You’re probably saying, “but how could you hate leaves? Crisp Autumn leaves?” and we’re going to tell you, right now, to shove it because leaves suck. If you don’t believe us, we decided to break it down for you.
Much like “Candy Apples,” candy corn has to include the word “candy” in it’s name to let us know it’s something we should enjoy. That is not a coincidence. Candy corn is, without a doubt, the lowest form of candy. They look like dirty earplugs and their texture’s the same as ear wax. Never has a child been allowed to select their own treat, reached into a bowl full of twix and Twizzlers and Reeses cups and picked out a box of candy corn. It’s never happened. In fact, candy corn has never actually been consumed during the months of October or November. The only time anyone eats candy corn is when they’re desperate and completely out of every piece of halloween candy, and even then, they’re not happy about it.
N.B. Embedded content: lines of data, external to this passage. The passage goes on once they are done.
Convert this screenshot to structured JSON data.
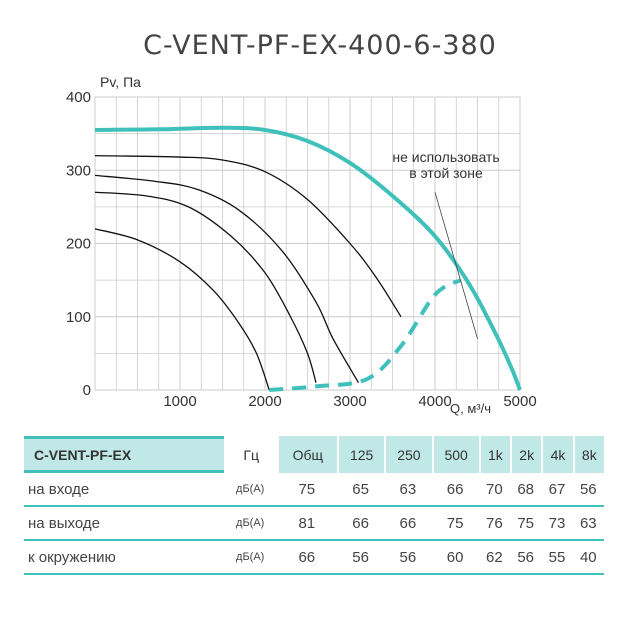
{
  "title": "C-VENT-PF-EX-400-6-380",
  "chart_data": {
    "type": "line",
    "title": "C-VENT-PF-EX-400-6-380",
    "xlabel": "Q, м³/ч",
    "ylabel": "Pv, Па",
    "xlim": [
      0,
      5000
    ],
    "ylim": [
      0,
      400
    ],
    "x_ticks": [
      "1000",
      "2000",
      "3000",
      "4000",
      "5000"
    ],
    "y_ticks": [
      "0",
      "100",
      "200",
      "300",
      "400"
    ],
    "grid": true,
    "annotation": [
      "не использовать",
      "в этой зоне"
    ],
    "colors": {
      "main": "#3fc0ba",
      "speed": "#111111",
      "grid": "#cccccc"
    },
    "series": [
      {
        "style": "main",
        "points": [
          [
            0,
            355
          ],
          [
            800,
            356
          ],
          [
            1500,
            358
          ],
          [
            2000,
            355
          ],
          [
            2500,
            340
          ],
          [
            3000,
            310
          ],
          [
            3500,
            265
          ],
          [
            4000,
            210
          ],
          [
            4400,
            145
          ],
          [
            4700,
            80
          ],
          [
            4900,
            30
          ],
          [
            5000,
            0
          ]
        ]
      },
      {
        "style": "speed",
        "points": [
          [
            0,
            320
          ],
          [
            1000,
            318
          ],
          [
            1500,
            314
          ],
          [
            2000,
            298
          ],
          [
            2500,
            260
          ],
          [
            3000,
            200
          ],
          [
            3300,
            155
          ],
          [
            3600,
            100
          ]
        ]
      },
      {
        "style": "speed",
        "points": [
          [
            0,
            293
          ],
          [
            700,
            285
          ],
          [
            1200,
            274
          ],
          [
            1700,
            245
          ],
          [
            2200,
            190
          ],
          [
            2600,
            120
          ],
          [
            2800,
            70
          ],
          [
            3100,
            10
          ]
        ]
      },
      {
        "style": "speed",
        "points": [
          [
            0,
            270
          ],
          [
            600,
            265
          ],
          [
            1100,
            250
          ],
          [
            1600,
            210
          ],
          [
            2000,
            160
          ],
          [
            2300,
            100
          ],
          [
            2500,
            50
          ],
          [
            2600,
            10
          ]
        ]
      },
      {
        "style": "speed",
        "points": [
          [
            0,
            220
          ],
          [
            500,
            205
          ],
          [
            1000,
            175
          ],
          [
            1400,
            135
          ],
          [
            1700,
            90
          ],
          [
            1900,
            50
          ],
          [
            2050,
            0
          ]
        ]
      },
      {
        "style": "dashed",
        "points": [
          [
            2050,
            0
          ],
          [
            2600,
            5
          ],
          [
            3200,
            15
          ],
          [
            3600,
            60
          ],
          [
            4000,
            130
          ],
          [
            4300,
            150
          ]
        ]
      },
      {
        "style": "limit",
        "points": [
          [
            4000,
            270
          ],
          [
            4500,
            70
          ]
        ]
      }
    ]
  },
  "table": {
    "header": [
      "C-VENT-PF-EX",
      "Гц",
      "Общ",
      "125",
      "250",
      "500",
      "1k",
      "2k",
      "4k",
      "8k"
    ],
    "rows": [
      {
        "label": "на входе",
        "unit": "дБ(А)",
        "values": [
          "75",
          "65",
          "63",
          "66",
          "70",
          "68",
          "67",
          "56"
        ]
      },
      {
        "label": "на выходе",
        "unit": "дБ(А)",
        "values": [
          "81",
          "66",
          "66",
          "75",
          "76",
          "75",
          "73",
          "63"
        ]
      },
      {
        "label": "к окружению",
        "unit": "дБ(А)",
        "values": [
          "66",
          "56",
          "56",
          "60",
          "62",
          "56",
          "55",
          "40"
        ]
      }
    ]
  }
}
Look, we’ll admit leaves are nice to look at– but that lasts for like one or two days tops. There is something nice about the orange and yellows welcoming you into fall, but, after that, they’re just garbage. Sure, it’s a natural process for a tree to shed its leaves every year, but it’s also a natural process for dogs to shed some of their fur. When that happens, you clean up after your dog, you don’t spend all of October and November with your shoes covered in dog fur. But for the next few months we have to spend every moment nearly slipping on mother nature’s gray and brown boobie traps. Leaves are a public safety hazard and they can suck it.
Pumpkin Spice Latte
It’s not enough that every basic b*tch this side of Canada has to take an Instagram with a dumb cup of coffee, I also have to hear about it. It’s an assault on the eyes and ears, “PSL OMG PSL, Pumpkin eeeeeuuuuhhhh.”
First off, they taste awful. They taste like a pumpkin farted into a bowl of caramel. You’re drinking syrup and milk, and acting like you’re a sommelier of fine wine. It’s gross.
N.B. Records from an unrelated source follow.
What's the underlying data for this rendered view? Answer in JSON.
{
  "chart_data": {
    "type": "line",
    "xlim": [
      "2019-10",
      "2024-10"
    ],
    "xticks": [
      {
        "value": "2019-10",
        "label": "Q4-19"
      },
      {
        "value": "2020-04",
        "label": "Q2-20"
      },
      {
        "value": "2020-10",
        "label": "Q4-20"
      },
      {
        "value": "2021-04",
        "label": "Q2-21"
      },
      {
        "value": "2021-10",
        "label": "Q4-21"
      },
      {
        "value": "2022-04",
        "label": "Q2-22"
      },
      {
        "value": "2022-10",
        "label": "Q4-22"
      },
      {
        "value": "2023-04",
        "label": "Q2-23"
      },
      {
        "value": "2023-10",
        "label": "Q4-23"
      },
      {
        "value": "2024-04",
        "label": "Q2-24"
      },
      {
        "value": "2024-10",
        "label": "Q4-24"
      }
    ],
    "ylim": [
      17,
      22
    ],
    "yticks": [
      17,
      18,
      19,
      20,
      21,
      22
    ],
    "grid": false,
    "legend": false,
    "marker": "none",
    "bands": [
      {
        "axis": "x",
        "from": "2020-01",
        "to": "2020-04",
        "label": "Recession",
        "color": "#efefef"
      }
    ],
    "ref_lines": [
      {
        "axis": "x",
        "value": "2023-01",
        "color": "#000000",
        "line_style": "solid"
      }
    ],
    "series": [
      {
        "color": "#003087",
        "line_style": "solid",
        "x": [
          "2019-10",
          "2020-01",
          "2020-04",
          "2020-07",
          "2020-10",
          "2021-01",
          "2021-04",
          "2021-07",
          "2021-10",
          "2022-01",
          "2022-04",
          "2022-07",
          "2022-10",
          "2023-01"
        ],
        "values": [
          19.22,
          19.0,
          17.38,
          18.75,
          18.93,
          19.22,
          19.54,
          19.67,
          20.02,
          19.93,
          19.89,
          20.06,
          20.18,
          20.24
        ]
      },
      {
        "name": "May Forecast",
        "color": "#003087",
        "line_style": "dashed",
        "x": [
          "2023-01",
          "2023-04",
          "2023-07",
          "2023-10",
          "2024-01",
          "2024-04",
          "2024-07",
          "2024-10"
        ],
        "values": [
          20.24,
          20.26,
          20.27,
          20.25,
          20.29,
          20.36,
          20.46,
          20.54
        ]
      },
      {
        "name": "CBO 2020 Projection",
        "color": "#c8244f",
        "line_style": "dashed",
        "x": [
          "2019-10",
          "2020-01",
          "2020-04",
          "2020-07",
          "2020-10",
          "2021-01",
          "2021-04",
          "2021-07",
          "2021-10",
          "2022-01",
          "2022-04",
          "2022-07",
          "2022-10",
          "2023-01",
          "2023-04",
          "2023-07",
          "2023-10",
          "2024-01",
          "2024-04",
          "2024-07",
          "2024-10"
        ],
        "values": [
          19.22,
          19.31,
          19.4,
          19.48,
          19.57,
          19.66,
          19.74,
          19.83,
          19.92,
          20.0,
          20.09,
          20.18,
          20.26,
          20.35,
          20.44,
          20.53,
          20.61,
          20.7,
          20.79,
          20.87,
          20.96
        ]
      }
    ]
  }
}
Second, they’re horrible for you. Isn’t it ironic that the people obsessed with these dumb drinks also happen to be the ones juicing and doing yoga and instagraming about it? You’d have to run 3.5 miles to burn that PSL off, which I’m guessing you’re not doing and are rather sitting in bed watching Netflix, Tweeting about how pizza is your boyfriend. There’s a reason for that.
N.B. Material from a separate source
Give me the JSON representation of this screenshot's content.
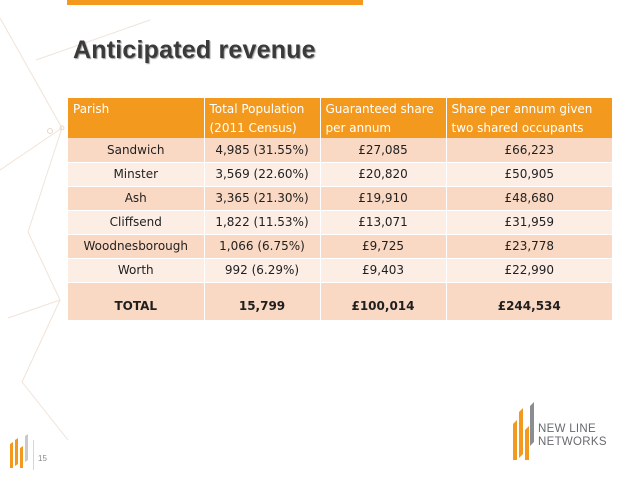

Oh I can’t wait for ladies to bust these horrid things out. You know what these look like to me? An old, over-used sponge. Like the one you used for the four straight years in college? Sure these things are warm, but they’re soaking up every drop of sweat that’s coming out your foot.
It’s so cute they’re called Uggs, because they’re ugly, get it? Why is that validation to make your foot look like a cartoon’s? That’s like smearing crap on your face and saying “Well, it’s called Uggo Makeup, so it’s cool.” No it’s not. Not at all.
I sure love anything that looks like wrinkled penis with warts on it. Not that’s what mine looks like, what would give you that idea?
Anyway, I have enough things reminding me of my wrinkled penis. I mean of wrinkled penises. How did we get on this subject anyway, I hate Fall. Death to Fall!!